I was clearly lying, but I was ten years old. So it was okay. I don't think that counts as a white lie, or a bad lie. Simply, a stupid lie. Serving no purpose, other than an exploration of the boundaries of what you can get away with in conversation.
I'm better at it now. But still, that kid had to go home and ask his mom if she read that there was a pink elephant is Cosmopolitan Magazine. That must have been a great talk for his mom.
"Mom, is it true they found a pink elephant?"
"No, who told you that honey? Pink elephants don't exist."
"A kid a school said he read it in Cosmo."
"They don't write about pink elephants in Cosmo honey."
"Oh, okay... Mom?"
"Yes?"
"What do they write about in Cosmo?"
Ha! I'm picturing the look on her face. Amazing.
I guess now you know what kind of kid I was. I miss those kinds of lies. The lies of adulthood tend to be so serious and believable.
Hard to navigate sometimes. You know?
I read somewhere recently that somebody hacked into a news network and reported a couple of explosions at the White House, where the President lives. It actually affected the stock market for the day.
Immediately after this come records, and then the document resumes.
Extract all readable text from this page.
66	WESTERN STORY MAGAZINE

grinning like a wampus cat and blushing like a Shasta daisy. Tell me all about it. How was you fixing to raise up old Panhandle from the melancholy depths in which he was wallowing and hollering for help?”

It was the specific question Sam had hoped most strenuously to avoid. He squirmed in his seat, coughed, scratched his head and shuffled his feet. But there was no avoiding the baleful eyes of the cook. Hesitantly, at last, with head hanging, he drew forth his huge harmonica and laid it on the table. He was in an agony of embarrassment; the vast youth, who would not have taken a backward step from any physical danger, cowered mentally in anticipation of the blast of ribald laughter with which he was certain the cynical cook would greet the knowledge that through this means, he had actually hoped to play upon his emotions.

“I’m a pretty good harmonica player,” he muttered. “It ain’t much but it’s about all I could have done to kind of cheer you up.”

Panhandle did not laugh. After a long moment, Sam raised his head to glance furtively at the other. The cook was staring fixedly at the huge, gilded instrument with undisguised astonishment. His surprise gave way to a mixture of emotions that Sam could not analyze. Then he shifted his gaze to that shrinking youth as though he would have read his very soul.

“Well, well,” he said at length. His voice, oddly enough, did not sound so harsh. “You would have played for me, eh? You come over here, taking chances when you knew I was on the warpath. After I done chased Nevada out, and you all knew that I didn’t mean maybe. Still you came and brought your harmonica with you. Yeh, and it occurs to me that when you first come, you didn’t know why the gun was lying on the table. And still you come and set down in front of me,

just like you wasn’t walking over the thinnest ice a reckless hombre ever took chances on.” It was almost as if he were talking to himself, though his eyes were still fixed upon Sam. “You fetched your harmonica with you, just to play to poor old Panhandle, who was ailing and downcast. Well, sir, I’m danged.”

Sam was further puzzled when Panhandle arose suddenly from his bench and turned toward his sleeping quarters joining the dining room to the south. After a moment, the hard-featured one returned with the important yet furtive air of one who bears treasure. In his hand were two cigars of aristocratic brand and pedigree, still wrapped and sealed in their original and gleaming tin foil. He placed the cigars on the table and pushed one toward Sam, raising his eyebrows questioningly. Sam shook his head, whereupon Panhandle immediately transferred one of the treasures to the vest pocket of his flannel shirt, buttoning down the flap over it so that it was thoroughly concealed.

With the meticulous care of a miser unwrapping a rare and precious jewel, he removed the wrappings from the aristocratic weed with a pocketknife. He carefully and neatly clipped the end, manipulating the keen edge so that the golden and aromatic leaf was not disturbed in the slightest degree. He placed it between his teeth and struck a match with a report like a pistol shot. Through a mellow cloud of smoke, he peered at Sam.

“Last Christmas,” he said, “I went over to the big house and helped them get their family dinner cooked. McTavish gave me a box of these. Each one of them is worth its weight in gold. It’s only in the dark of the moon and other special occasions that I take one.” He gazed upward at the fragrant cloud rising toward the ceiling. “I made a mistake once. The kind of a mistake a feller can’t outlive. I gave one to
The thing that I don't understand about it is; if you have the power to hack into a news network and report fake news. Why choose something something so horrible? I get that you're probably a special kind of asshole that probably has issues beyond my own understanding. But imagine the mass hysteria if CNN had reported the discovery of a pink elephant.
That probably would have stock market too.